Eternal by Lisa Scottoline
PROLOGUE
Elisabetta
May 1957
Elisabetta had kept the secret for thirteen years, but it was time to tell her son who his father was. She had been waiting until he was old enough, but she didn’t want to delay any longer. He deserved to know the truth, and she had never been comfortable concealing it from him. The secret had grown harder to keep over time, like a bag of groceries carried the first block, then the second, but by the third must be set down.
She stood at the kitchen sink, finishing her coffee, and the apartment was quiet and still, as her son was out playing soccer. She prepared herself for the conversation, realizing she would have to relive the worst days of her life and even of her country’s history, since her youth had encompassed the ventennio, the twenty years of Mussolini’s rule and a war that had turned Italy topsy-turvy, during which good had become bad and bad had become powerful.
Tears filmed Elisabetta’s eyes, but she blinked them away. She hoped she could make her son understand why she hadn’t told him. The revelation would shock him, as he suspected nothing, resembling her so strongly that it was as if his father’s biology expressed itself in his personality, rather than his facial features.
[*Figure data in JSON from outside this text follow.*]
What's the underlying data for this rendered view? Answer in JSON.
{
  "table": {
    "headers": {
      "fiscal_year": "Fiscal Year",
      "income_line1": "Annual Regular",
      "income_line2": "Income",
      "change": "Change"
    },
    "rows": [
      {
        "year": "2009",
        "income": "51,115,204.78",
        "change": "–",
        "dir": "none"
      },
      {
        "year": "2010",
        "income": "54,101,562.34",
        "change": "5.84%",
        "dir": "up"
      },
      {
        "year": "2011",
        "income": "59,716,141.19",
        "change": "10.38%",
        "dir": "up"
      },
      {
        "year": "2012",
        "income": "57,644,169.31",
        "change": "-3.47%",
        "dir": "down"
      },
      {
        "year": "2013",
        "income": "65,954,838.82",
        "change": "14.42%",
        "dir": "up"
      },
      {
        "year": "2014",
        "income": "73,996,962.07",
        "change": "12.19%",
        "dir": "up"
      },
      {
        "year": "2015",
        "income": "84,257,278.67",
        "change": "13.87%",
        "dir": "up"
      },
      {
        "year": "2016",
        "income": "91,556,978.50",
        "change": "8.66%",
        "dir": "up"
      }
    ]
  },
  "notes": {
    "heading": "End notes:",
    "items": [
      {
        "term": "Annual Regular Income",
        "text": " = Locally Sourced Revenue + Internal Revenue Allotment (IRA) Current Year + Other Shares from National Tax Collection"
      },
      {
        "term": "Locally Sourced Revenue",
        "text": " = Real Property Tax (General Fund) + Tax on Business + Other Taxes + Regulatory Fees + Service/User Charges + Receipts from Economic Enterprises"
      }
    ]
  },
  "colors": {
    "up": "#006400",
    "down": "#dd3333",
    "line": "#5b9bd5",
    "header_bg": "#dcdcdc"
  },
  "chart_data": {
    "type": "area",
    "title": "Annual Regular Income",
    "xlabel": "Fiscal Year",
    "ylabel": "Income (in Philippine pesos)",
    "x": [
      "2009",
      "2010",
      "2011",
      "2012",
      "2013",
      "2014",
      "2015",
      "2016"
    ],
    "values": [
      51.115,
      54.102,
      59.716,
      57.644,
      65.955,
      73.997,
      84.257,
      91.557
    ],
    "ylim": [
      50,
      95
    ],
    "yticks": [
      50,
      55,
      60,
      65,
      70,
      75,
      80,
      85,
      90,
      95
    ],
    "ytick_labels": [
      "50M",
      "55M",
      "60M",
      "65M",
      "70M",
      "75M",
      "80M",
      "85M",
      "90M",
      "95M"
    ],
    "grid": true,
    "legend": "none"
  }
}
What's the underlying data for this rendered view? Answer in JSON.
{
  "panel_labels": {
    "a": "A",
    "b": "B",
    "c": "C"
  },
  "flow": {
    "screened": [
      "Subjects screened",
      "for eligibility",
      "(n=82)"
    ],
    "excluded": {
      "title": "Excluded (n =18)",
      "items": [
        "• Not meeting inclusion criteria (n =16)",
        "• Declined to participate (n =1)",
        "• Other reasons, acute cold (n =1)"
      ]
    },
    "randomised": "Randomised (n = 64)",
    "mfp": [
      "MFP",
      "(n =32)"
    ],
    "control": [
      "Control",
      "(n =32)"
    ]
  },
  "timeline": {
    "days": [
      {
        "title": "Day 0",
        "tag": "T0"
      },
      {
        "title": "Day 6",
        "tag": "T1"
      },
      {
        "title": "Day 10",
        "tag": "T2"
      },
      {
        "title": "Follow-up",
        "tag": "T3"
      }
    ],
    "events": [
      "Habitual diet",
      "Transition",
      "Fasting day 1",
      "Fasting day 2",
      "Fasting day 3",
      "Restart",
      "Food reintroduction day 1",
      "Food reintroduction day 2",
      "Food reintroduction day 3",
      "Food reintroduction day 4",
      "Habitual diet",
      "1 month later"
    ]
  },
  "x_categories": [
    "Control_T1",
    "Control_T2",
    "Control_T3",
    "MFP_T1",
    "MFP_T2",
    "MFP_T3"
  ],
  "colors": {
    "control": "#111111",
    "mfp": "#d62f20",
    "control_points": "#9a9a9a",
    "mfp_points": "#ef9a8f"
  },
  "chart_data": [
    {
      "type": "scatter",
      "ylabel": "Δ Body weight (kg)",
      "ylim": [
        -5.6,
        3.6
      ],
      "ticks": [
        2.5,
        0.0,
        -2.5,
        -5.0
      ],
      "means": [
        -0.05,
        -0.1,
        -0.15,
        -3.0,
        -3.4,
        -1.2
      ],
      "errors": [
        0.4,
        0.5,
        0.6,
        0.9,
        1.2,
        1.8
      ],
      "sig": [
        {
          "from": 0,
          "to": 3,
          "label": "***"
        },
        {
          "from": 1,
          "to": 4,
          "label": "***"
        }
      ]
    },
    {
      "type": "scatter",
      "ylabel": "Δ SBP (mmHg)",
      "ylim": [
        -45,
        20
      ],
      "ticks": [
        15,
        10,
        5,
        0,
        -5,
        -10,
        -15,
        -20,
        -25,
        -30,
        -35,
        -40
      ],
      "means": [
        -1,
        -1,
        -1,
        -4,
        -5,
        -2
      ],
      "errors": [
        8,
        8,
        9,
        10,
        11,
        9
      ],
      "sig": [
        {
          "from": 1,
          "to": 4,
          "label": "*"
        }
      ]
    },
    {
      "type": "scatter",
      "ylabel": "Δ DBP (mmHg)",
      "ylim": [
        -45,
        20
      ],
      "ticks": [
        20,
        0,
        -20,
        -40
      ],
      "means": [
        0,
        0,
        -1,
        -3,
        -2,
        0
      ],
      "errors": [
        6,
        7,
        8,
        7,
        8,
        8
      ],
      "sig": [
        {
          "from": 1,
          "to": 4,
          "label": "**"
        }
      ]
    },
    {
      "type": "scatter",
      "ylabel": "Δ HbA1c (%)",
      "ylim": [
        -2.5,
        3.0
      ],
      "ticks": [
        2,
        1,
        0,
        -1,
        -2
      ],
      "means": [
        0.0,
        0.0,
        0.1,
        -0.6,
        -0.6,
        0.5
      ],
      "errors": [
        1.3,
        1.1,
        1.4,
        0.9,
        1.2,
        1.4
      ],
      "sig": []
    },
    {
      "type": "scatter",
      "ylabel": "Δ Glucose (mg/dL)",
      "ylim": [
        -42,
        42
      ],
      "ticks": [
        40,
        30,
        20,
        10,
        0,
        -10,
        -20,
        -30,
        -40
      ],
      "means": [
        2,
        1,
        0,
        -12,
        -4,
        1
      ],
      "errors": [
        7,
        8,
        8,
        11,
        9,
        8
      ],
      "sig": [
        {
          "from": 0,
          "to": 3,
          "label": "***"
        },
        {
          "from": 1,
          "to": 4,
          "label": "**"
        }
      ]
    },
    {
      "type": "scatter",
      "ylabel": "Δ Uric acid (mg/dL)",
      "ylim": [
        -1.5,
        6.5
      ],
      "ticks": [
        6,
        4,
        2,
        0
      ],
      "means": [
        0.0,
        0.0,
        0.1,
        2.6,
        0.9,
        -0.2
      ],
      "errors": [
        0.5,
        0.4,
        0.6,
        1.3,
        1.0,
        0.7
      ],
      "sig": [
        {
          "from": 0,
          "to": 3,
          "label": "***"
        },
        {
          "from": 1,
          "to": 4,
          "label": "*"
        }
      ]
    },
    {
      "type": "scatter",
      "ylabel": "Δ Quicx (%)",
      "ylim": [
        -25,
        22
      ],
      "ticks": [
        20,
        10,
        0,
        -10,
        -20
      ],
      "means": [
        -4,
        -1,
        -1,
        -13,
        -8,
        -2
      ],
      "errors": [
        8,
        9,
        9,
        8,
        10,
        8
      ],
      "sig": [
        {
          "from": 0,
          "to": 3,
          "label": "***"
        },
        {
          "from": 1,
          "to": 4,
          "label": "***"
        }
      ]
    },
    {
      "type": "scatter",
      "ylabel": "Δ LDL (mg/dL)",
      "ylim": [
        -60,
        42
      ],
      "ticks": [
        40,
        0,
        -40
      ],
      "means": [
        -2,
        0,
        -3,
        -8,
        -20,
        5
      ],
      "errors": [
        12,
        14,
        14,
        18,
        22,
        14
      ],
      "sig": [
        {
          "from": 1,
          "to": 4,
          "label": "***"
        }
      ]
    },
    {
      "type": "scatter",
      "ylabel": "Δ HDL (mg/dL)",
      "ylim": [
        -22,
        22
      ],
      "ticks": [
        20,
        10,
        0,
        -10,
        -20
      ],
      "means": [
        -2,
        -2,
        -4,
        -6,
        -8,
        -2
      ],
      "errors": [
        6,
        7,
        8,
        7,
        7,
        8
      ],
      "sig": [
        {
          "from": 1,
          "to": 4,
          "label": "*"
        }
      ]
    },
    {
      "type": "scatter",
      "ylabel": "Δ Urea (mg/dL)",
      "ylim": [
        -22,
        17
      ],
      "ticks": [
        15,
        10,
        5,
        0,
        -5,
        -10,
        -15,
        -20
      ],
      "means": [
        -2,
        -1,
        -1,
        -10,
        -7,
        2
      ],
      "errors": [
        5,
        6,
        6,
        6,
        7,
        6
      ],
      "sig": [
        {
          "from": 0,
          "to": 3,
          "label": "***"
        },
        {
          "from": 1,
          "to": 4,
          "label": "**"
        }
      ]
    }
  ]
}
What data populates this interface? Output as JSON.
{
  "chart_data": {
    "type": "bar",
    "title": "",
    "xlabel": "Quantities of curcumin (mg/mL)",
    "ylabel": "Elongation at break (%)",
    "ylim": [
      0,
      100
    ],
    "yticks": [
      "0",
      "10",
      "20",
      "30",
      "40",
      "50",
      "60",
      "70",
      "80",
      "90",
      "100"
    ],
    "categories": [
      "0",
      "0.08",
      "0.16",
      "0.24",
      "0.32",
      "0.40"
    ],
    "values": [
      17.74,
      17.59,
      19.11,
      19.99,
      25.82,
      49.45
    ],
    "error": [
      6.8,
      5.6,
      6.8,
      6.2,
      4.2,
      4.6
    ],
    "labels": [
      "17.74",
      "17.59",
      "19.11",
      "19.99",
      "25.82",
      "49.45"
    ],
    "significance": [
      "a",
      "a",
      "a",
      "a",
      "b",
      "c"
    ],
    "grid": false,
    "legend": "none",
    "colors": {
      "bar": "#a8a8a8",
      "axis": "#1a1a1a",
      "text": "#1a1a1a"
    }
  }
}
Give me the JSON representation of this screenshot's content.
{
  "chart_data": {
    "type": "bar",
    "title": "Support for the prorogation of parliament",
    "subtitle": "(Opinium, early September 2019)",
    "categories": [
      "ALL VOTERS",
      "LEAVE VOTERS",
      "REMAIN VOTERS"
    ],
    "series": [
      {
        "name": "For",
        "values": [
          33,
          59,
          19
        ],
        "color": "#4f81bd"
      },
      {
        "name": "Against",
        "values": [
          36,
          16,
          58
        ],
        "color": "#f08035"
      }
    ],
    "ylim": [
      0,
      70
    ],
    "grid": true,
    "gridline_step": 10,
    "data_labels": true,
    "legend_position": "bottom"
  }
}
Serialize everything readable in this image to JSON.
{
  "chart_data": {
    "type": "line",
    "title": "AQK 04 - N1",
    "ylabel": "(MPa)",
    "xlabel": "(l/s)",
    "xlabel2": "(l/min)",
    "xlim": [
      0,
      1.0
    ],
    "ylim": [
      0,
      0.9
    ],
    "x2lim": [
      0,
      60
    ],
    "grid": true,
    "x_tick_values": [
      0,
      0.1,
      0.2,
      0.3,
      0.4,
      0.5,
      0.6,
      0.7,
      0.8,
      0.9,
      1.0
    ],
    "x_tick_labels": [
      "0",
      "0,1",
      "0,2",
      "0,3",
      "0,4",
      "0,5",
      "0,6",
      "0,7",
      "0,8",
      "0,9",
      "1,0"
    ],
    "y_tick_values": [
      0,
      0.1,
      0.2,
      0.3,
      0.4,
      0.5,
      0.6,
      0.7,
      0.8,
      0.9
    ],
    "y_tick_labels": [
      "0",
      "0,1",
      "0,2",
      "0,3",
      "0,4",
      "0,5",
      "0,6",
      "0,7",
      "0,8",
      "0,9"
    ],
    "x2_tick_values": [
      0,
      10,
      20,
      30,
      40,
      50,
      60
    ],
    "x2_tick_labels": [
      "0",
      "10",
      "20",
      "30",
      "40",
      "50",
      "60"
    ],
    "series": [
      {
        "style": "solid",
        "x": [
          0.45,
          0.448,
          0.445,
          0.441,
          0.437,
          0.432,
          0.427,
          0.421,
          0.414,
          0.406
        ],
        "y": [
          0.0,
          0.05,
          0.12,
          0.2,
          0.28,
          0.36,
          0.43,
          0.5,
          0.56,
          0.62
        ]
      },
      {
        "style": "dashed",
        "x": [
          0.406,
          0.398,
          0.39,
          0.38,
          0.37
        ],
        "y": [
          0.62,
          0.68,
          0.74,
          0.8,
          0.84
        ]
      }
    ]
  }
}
Her gaze strayed to the window over the sink. She eyed a view ingrained in her memory, from Trastevere to Vatican City, a palimpsest unique to Rome, which had been adding to itself since the beginning of Western civilization, layer upon layer of travertine marble, brick arches, medieval turrets with crenellations, and the red-tiled roofs of houses with fa?ades of amber and ochre. Church domes dotted the timeless scene, interspersed with palm trees, cypresses, and umbrella pines. Soaring above them all was Saint Peter’s Basilica, its iconic dome gilded by the Italian sun.
Elisabetta withdrew from her reverie and set her coffee cup in the sink. Her son would be home any minute. The kitchen filled with the aroma of lasagna, his favorite meal. She had made it because he was going to hear a difficult story, but one he needed to know. One she needed to tell.
She heard the front door open, and he entered the apartment, dropping his soccer ball. She braced herself. “Ciao, amore!”
“Mamma, are we having lasagna?”
“Yes! Come in the kitchen, would you?”
PART ONE
Let everyone, then, have the right to tell his story in his own way.
—Ignazio Silone, Fontamara (1933)
The One remains, the many change and pass;
Heaven’s light forever shines, Earth’s shadows fly;
Life, like a dome of many-colour’d glass,
Stains the white radiance of Eternity,
Until Death tramples it to fragments.—Die,
If thou wouldst be with that which thou dost seek!
Follow where all is fled!—Rome’s azure sky,
Flowers, ruins, statues, music, words, are weak
The glory they transfuse with fitting truth to speak.
—Percy Bysshe Shelley, “Adonais” (1821)
CHAPTER ONE
Elisabetta
May 1937
Elisabetta made up her mind. Marco Terrizzi would be her first kiss. She watched him doing bicycle tricks by the river, riding on his back tire, his head thrown back in laughter, his teeth white against his tanned face. His thick, dark hair shone with pomade in the sun, and his legs were knotted with muscles inside the baggy shorts of his uniform. He rode with joy and athleticism, achieving a masculine grace. Marco Terrizzi had sprezzatura, a rare and effortless charm that made him irresistible.
Elisabetta couldn’t take her eyes from him, and neither could the others. They had grown up together, but somewhere along the line, he had gone from boyhood to manhood, from Marco to Marco. That he was terribly handsome there could be no doubt. He had large, walnut-brown eyes, a strong nose, a square jaw, and a broad neck marked by a prominent Adam’s apple. He was the most popular boy in their class, and everything about him seemed more vivid than everyone else. Even now, the sun drenched him in gold, as if Nature herself gilded him.
Elisabetta wondered what it would be like to kiss him. She guessed it would be exciting, even delicious, like biting into a ripe tomato and letting its juices run down her chin. She had never kissed a boy, though she was already fifteen years old, and at night she practiced kissing on her pillow. Her tabbycat, Rico, with whom she slept, had grown accustomed to her routine, as cats endure the silliness of young girls.
Elisabetta had no idea how to make Marco think of her as more than a friend. She usually achieved what she set her mind to, getting good grades and such, but this was different. She was too blunt to flirt. She lacked feminine wiles. She had been a maschiaccio, a tomboy, when she was little, which was how she had grown close with Marco. She was trying to become more womanly, but she still didn’t wear a brassiere. Her mother said she didn’t need one, but the other girls made fun of her, talking behind their hands.